There are multiple ways to represent a particular integer. This makes comparisons more difficult.

These are all pretty bad. I've done a small feasibility study and found that the increase in memory usage and bandwidth demand alone outweights any benefit of faster additions/subtractions (which are already memory bound). There may be special cases within the CPU L1 cache where it is beneficial, but overall, a redundant representation is not worth the hassle.

Lastly, very little work is actually done directly on the number representation. Most of the time is spent in the large multiplications. But all of the FFT-based multiply algorithms do all their computation using their own internal representation. They convert the operands to their internal representation, do their work, and convert back. It is not possible to choose a representation that matches that of the large multiply algorithms because each of those algorithms have different (and variable) internal representations.

So in the end, the full-word (packed) representation remains the best because it is simple and optimal for memory.

Other Domains

The packed implementation is the "standard" representation used in the program. It is sort of the "English" for interfacing between different components.
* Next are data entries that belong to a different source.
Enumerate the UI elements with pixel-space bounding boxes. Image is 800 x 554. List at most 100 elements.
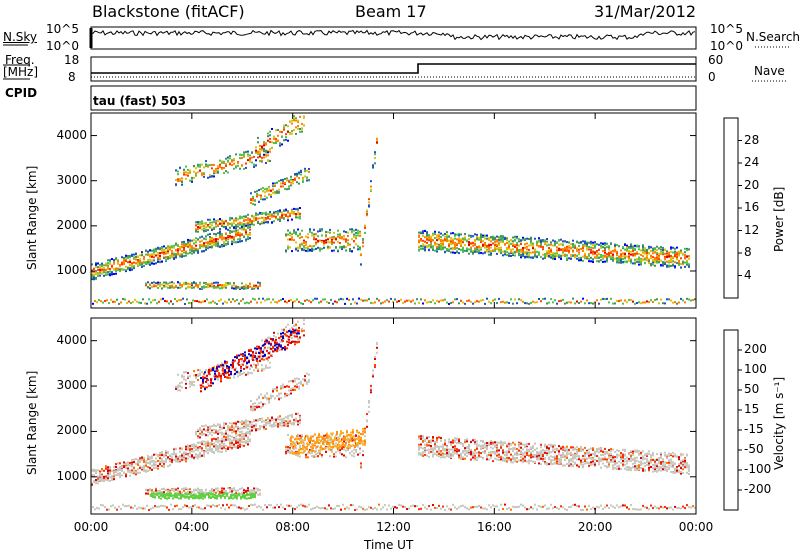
- data-cell: [446, 249, 448, 252]
- data-cell: [418, 235, 420, 238]
- data-cell: [243, 223, 245, 226]
- data-cell: [241, 157, 243, 159]
- data-cell: [235, 424, 237, 427]
- data-cell: [199, 455, 201, 458]
- data-cell: [458, 302, 460, 305]
- data-cell: [296, 181, 298, 184]
- data-cell: [185, 457, 187, 460]
- data-cell: [181, 447, 183, 450]
- data-cell: [109, 270, 111, 273]
- data-cell: [147, 470, 149, 473]
- data-cell: [227, 156, 229, 159]
- data-cell: [257, 369, 259, 372]
- data-cell: [257, 217, 259, 220]
- data-cell: [241, 435, 243, 438]
- data-cell: [311, 249, 313, 252]
- data-cell: [195, 224, 197, 227]
- data-cell: [472, 302, 474, 305]
- data-cell: [538, 237, 540, 240]
- data-cell: [247, 150, 249, 153]
- data-cell: [199, 287, 201, 290]
- data-cell: [376, 139, 378, 142]
- data-cell: [530, 301, 532, 304]
- data-cell: [205, 223, 207, 226]
- data-cell: [612, 253, 614, 256]
- data-cell: [337, 233, 339, 236]
- data-cell: [596, 260, 598, 263]
- data-cell: [442, 247, 444, 250]
- data-cell: [578, 251, 580, 254]
- data-cell: [107, 262, 109, 265]
- data-cell: [221, 447, 223, 450]
- data-cell: [175, 385, 177, 388]
- data-cell: [586, 245, 588, 248]
- data-cell: [618, 257, 620, 260]
- data-cell: [116, 298, 118, 301]
- data-cell: [191, 380, 193, 383]
- data-cell: [261, 212, 263, 214]
- data-cell: [233, 446, 235, 449]
- data-cell: [199, 432, 201, 435]
- data-cell: [472, 242, 474, 244]
- data-cell: [588, 248, 590, 251]
- data-cell: [175, 488, 177, 491]
- data-cell: [214, 301, 216, 304]
- beam-title: Beam 17: [355, 2, 427, 21]
- data-cell: [540, 239, 542, 242]
- data-cell: [530, 238, 532, 241]
- data-cell: [506, 301, 508, 304]
- data-cell: [271, 215, 273, 218]
- data-cell: [267, 336, 269, 339]
- data-cell: [432, 249, 434, 251]
- data-cell: [213, 221, 215, 224]
- data-cell: [442, 234, 444, 237]
- data-cell: [215, 491, 217, 494]
- data-cell: [195, 240, 197, 243]
- data-cell: [331, 450, 333, 453]
- data-cell: [420, 298, 422, 301]
- data-cell: [550, 254, 552, 257]
- data-cell: [95, 469, 97, 472]
- data-cell: [444, 235, 446, 238]
- data-cell: [157, 286, 159, 289]
- data-cell: [218, 299, 220, 302]
- data-cell: [189, 251, 191, 254]
- data-cell: [189, 249, 191, 252]
- data-cell: [101, 478, 103, 481]
- data-cell: [179, 255, 181, 258]
- data-cell: [185, 387, 187, 389]
- data-cell: [289, 132, 291, 135]
- data-cell: [125, 260, 127, 263]
- data-cell: [275, 216, 277, 219]
- data-cell: [213, 243, 215, 245]
- data-cell: [498, 236, 500, 239]
- data-cell: [193, 170, 195, 173]
- data-cell: [263, 144, 265, 147]
- data-cell: [211, 434, 213, 437]
- data-cell: [213, 218, 215, 221]
- data-cell: [102, 301, 104, 304]
- data-cell: [255, 212, 257, 215]
- data-cell: [93, 275, 95, 277]
- data-cell: [187, 444, 189, 447]
- data-cell: [264, 402, 266, 405]
- data-cell: [321, 234, 323, 237]
- data-cell: [187, 488, 189, 491]
- data-cell: [612, 258, 614, 261]
- data-cell: [632, 254, 634, 257]
- data-cell: [606, 297, 608, 300]
- data-cell: [628, 245, 630, 248]
- data-cell: [272, 388, 274, 391]
- data-cell: [179, 450, 181, 453]
- data-cell: [118, 302, 120, 305]
- data-cell: [327, 241, 329, 244]
- data-cell: [225, 232, 227, 235]
- data-cell: [343, 238, 345, 241]
- data-cell: [231, 284, 233, 287]
- data-cell: [576, 247, 578, 250]
- data-cell: [297, 211, 299, 214]
- data-cell: [602, 297, 604, 300]
- data-cell: [217, 445, 219, 447]
- data-cell: [161, 283, 163, 286]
Nevertheless, other representations are used in various parts of the program.

Radix Conversion:

The radix conversion module converts digits from binary to a different radix. The output for such a conversion is base 10⁹ or 10¹⁹ depending on whether the word-size is 32-bit or 64-bit. The digit viewer that processes digits will convert this representation to an ASCII string before dumping it to a massive .txt file.

FFT Multiplication:

The Floating-point FFT multiply will convert the operands to base 2^k where k can be anywhere from 8 - 20 depending on the size of the convolution.

Inside the FFT itself, it's just an array of double-precision floating-point values aligned to the SIMD vector.

The rest of the FFT algorithms have similarly different internal representations.